Reputation: 27529
Consider a populated hash:
%hash = ( ... );
I want to retrieve a value from the hash; any value will do.
I'd like to avoid
$arbitrary_value = (values %hash)[0];
since I don't really want to create an array of keys, just to get the first one.
Is there a way to do this without generating a list of values?
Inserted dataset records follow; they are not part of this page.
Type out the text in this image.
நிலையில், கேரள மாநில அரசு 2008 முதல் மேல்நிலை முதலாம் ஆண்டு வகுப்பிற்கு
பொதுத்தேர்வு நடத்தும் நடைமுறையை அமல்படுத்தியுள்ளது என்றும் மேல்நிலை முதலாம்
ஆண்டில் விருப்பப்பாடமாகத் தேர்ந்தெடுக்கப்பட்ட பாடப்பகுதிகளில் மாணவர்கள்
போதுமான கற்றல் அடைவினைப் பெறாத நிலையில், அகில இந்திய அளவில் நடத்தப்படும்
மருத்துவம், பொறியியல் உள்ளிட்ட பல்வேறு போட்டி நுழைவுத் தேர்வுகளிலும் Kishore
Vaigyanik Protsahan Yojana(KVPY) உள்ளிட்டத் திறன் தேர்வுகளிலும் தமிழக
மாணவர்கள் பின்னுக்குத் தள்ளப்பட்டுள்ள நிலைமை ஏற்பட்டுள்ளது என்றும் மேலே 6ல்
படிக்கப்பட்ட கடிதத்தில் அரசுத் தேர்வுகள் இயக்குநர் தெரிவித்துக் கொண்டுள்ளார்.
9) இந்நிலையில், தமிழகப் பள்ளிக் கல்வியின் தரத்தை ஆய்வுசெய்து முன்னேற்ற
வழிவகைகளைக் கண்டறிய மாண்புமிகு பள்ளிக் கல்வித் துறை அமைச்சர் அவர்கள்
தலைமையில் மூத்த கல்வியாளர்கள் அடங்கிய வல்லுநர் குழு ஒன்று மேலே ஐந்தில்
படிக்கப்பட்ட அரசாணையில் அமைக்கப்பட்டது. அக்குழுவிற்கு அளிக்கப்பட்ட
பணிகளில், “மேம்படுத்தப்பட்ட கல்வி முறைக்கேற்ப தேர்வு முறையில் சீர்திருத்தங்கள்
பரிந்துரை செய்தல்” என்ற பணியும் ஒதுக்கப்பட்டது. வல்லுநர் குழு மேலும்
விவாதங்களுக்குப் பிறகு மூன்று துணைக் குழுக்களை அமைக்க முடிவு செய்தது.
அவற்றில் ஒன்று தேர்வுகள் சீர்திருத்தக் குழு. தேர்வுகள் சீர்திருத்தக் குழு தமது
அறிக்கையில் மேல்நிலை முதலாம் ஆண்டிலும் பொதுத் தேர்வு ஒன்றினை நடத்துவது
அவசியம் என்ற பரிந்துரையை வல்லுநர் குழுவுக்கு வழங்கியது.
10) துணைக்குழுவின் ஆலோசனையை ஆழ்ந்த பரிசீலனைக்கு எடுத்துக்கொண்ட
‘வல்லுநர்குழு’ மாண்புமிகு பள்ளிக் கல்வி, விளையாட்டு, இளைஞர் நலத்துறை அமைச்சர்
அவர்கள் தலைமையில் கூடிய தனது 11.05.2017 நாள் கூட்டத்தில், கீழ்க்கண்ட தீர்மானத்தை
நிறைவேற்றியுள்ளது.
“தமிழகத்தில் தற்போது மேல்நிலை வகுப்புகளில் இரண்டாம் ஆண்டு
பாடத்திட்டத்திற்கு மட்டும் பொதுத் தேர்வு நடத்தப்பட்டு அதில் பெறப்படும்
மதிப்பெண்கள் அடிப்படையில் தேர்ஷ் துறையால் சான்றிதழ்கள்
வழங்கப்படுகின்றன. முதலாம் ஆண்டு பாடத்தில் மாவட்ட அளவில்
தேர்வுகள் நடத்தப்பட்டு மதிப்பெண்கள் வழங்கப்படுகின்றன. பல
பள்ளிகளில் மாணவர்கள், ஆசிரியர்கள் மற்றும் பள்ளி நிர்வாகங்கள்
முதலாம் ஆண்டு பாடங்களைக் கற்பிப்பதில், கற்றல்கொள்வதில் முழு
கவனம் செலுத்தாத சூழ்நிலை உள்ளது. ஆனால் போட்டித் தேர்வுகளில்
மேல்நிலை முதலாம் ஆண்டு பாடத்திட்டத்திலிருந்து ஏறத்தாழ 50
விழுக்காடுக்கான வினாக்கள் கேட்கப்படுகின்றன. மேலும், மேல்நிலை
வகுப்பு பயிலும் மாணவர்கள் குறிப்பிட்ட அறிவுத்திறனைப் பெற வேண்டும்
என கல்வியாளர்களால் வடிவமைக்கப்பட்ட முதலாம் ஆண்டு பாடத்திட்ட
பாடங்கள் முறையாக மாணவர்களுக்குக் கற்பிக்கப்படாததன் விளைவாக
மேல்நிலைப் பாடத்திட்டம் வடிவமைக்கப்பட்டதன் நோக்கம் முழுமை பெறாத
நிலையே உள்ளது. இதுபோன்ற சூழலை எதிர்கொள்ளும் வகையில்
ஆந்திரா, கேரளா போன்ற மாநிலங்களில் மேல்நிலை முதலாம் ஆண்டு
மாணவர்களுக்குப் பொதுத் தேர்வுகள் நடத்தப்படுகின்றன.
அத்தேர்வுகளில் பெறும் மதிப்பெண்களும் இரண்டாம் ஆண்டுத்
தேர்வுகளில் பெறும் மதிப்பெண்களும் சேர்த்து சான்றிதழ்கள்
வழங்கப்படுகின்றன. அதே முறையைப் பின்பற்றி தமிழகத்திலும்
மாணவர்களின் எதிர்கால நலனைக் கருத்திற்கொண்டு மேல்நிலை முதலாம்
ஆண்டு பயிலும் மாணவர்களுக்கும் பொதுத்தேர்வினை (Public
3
NB: It doesn't need to be random. Any value will do.
Any suggestions?
EDIT: Assume that I don't know any of the keys.
Upvotes: 4
Views: 650
Reputation: 8406
Just as an exercise, and using the %h
variable provided by Sinan, the following works for me:
my (undef, $val) = %h;
print $val, "\n";
And of course, the following also works:
print((%h)[1], "\n");
Fun fact: it appears that Perl uses the same approach than the one used for each
, but without the iterator reset catch.
Upvotes: 3
Reputation: 118118
Use each
:
#!/usr/bin/env perl
use strict; use warnings;
my %h = qw(a b c d e f);
my (undef, $value) = each %h;
keys %h; # reset iterator;
print "$value\n";
As pointed out in the comments, In particular, calling keys() in void context resets the iterator with no other overhead. This behavior has been there at least since 2003 when the information was added to the documentation for keys and values.